Article Preview
TopIntroduction
Making stochastic decisions is a part of everyday life. For example, suppose the fictional Camford University must always have a consistent energy supply. However, the local power grid cannot supply the necessary uninterruptable power due to transformer burnout, wild fires or other natural disasters. Camford wants to establish backup sources of energy using wind for when the public electrical grid fails. The potential savings will be uncertain due to the variability of wind and the uncertainty of sufficient power generation.
Even with a considerable amount of data to help with the decision making, there are still problems to overcome. Much of this data can have probabilities attached to it, be statistical in nature, or can be stochastic. Traditional relational databases do not process probabilistic data and do not have the additional functionality needed for analyzing statistical data or defining stochastic attributes. To overcome these limitations, considerable research has been done in the field of probabilistic and statistical databases as well as stochastic simulation, but this work also has limitations.
Probabilistic databases are databases capable of managing large amounts of uncertain data (Biazzo, 2009). Typically, each tuple, or part of a tuple, has a probability associated with it corresponding to its likelihood. Implicitly, this defines a probability distribution over all “possible worlds” each corresponding to a regular database. However, computing the exact confidence of the resulting tuples for a query is typically an NP complete problem. As a result, researchers have to use approximation techniques (Koch & Olteanu, 2008) or “systems that do not scale to the same extent as” relational databases (Dalvi, Ré, & Suciu, 2009).
Statistical databases are usually relational databases containing statistical data that have been extended to allow for advanced statistical analysis techniques. Unfortunately, the quality of data is not always optimal and there are security problems resulting in either the queries being too restrictive or the users possibly getting private information that they should not have access to (Gehrke, 2002). “The attention given to protecting mining output is fairly limited” (Wang & Liu, 2011) and still prohibits the user from controlling “precisely the formation of query sets” (Denning, 1980).
The shortcoming with probabilistic and statistical databases is that they deal with explicit probability distributions, whereas in many applications probabilistic distributions are complex and implicitly defined, e.g., by stochastic simulation. For instance the amount of power that can be wind generated for Camford as well as the possible savings from using wind generated power versus the more conventional means of backup can be difficult to define with explicit probability distributions. Stochastic simulation allows a user to create a complex model to simulate an event and serves as an implicitly defined stochastic model. However, it is time consuming to make decisions based on trial and error, even after applying heuristics to speed up the process (Altiparmak, Dengiz, & Bulgak, 2002).

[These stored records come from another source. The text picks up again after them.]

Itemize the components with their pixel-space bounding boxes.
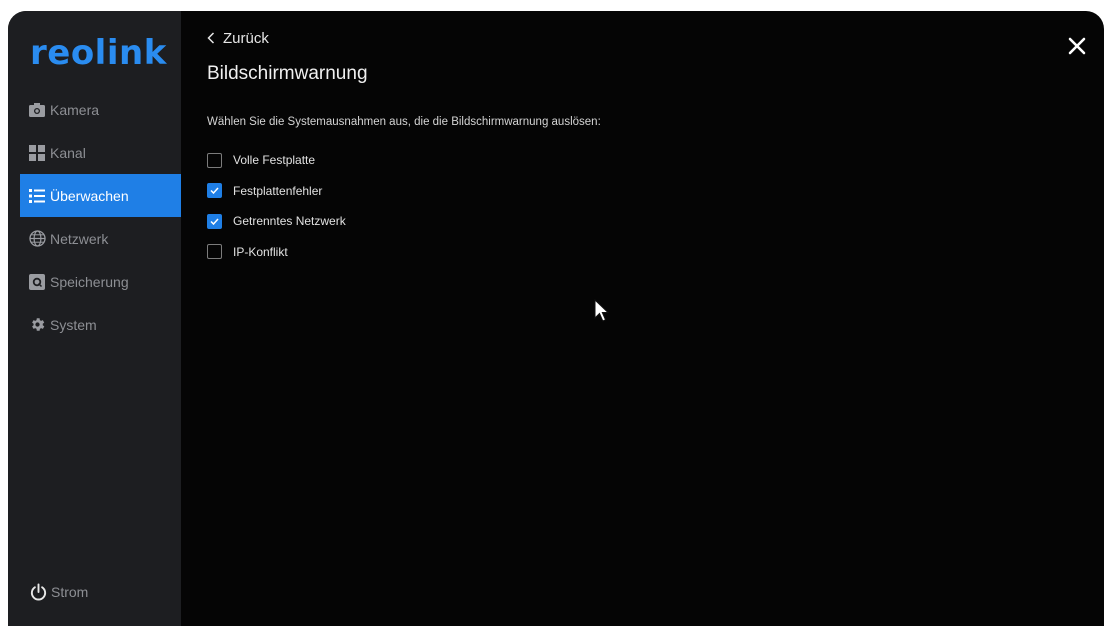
checkbox[interactable] xyxy=(207,213,222,229)
channel-grid-icon xyxy=(28,144,46,162)
checkbox[interactable] xyxy=(207,152,222,168)
page-title: Bildschirmwarnung xyxy=(207,63,368,84)
list-icon xyxy=(28,187,46,205)
option-label: IP-Konflikt xyxy=(233,244,288,259)
globe-icon xyxy=(28,230,46,248)
sidebar: reolink Kamera Kanal Überwachen Netzwerk… xyxy=(8,11,181,626)
storage-icon xyxy=(28,273,46,291)
option-label: Getrenntes Netzwerk xyxy=(233,214,346,229)
main-panel: Zurück Bildschirmwarnung Wählen Sie die … xyxy=(181,11,1104,626)
sidebar-item-system[interactable]: System xyxy=(20,303,181,346)
checkmark-icon xyxy=(210,187,219,195)
back-label: Zurück xyxy=(223,30,269,47)
option-getrenntes-netzwerk[interactable]: Getrenntes Netzwerk xyxy=(207,206,346,237)
option-festplattenfehler[interactable]: Festplattenfehler xyxy=(207,176,346,207)
exception-options: Volle Festplatte Festplattenfehler Getre… xyxy=(207,145,346,267)
power-icon xyxy=(28,582,48,602)
option-ip-konflikt[interactable]: IP-Konflikt xyxy=(207,237,346,268)
sidebar-item-label: Speicherung xyxy=(50,273,129,290)
sidebar-item-label: Kamera xyxy=(50,101,100,118)
mouse-pointer-icon xyxy=(594,298,610,323)
option-label: Festplattenfehler xyxy=(233,183,323,198)
chevron-left-icon xyxy=(207,31,215,47)
sidebar-item-kamera[interactable]: Kamera xyxy=(20,88,181,131)
options-description: Wählen Sie die Systemausnahmen aus, die … xyxy=(207,116,601,128)
sidebar-item-label: Überwachen xyxy=(50,187,129,204)
sidebar-item-netzwerk[interactable]: Netzwerk xyxy=(20,217,181,260)
sidebar-nav: Kamera Kanal Überwachen Netzwerk Speiche… xyxy=(20,88,181,346)
sidebar-item-label: System xyxy=(50,316,97,333)
sidebar-item-label: Kanal xyxy=(50,144,86,161)
reolink-logo: reolink xyxy=(30,33,167,73)
gear-icon xyxy=(28,316,46,334)
close-icon[interactable] xyxy=(1066,35,1088,57)
sidebar-item-label: Netzwerk xyxy=(50,230,109,247)
checkbox[interactable] xyxy=(207,183,222,199)
power-button[interactable]: Strom xyxy=(28,582,88,602)
camera-icon xyxy=(28,101,46,119)
settings-window: reolink Kamera Kanal Überwachen Netzwerk… xyxy=(8,11,1104,626)
option-volle-festplatte[interactable]: Volle Festplatte xyxy=(207,145,346,176)
sidebar-item-speicherung[interactable]: Speicherung xyxy=(20,260,181,303)
sidebar-item-ueberwachen[interactable]: Überwachen xyxy=(20,174,181,217)
sidebar-item-kanal[interactable]: Kanal xyxy=(20,131,181,174)
power-label: Strom xyxy=(51,584,89,600)
checkbox[interactable] xyxy=(207,244,222,260)
checkmark-icon xyxy=(210,218,219,225)
back-link[interactable]: Zurück xyxy=(207,30,269,47)
option-label: Volle Festplatte xyxy=(233,153,316,168)
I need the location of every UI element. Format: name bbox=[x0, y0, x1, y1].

In Farley, Brodsky, and Chen (2011), and Farley, Brodsky, Egge, and McDowall (2010), we proposed for the language SimQL to bridge this gap and allow the user to make decisions using queries similar to what they are familiar with using in standard relational databases (i.e., SQL), yet with stochastic attributes implicitly defined by a simulation. In Farley, Brodsky, and Chen (2012), we introduced an efficient regression based algorithm for top-k selection, General Optimal Regression Budget Allocation ScHeme (GORBASH).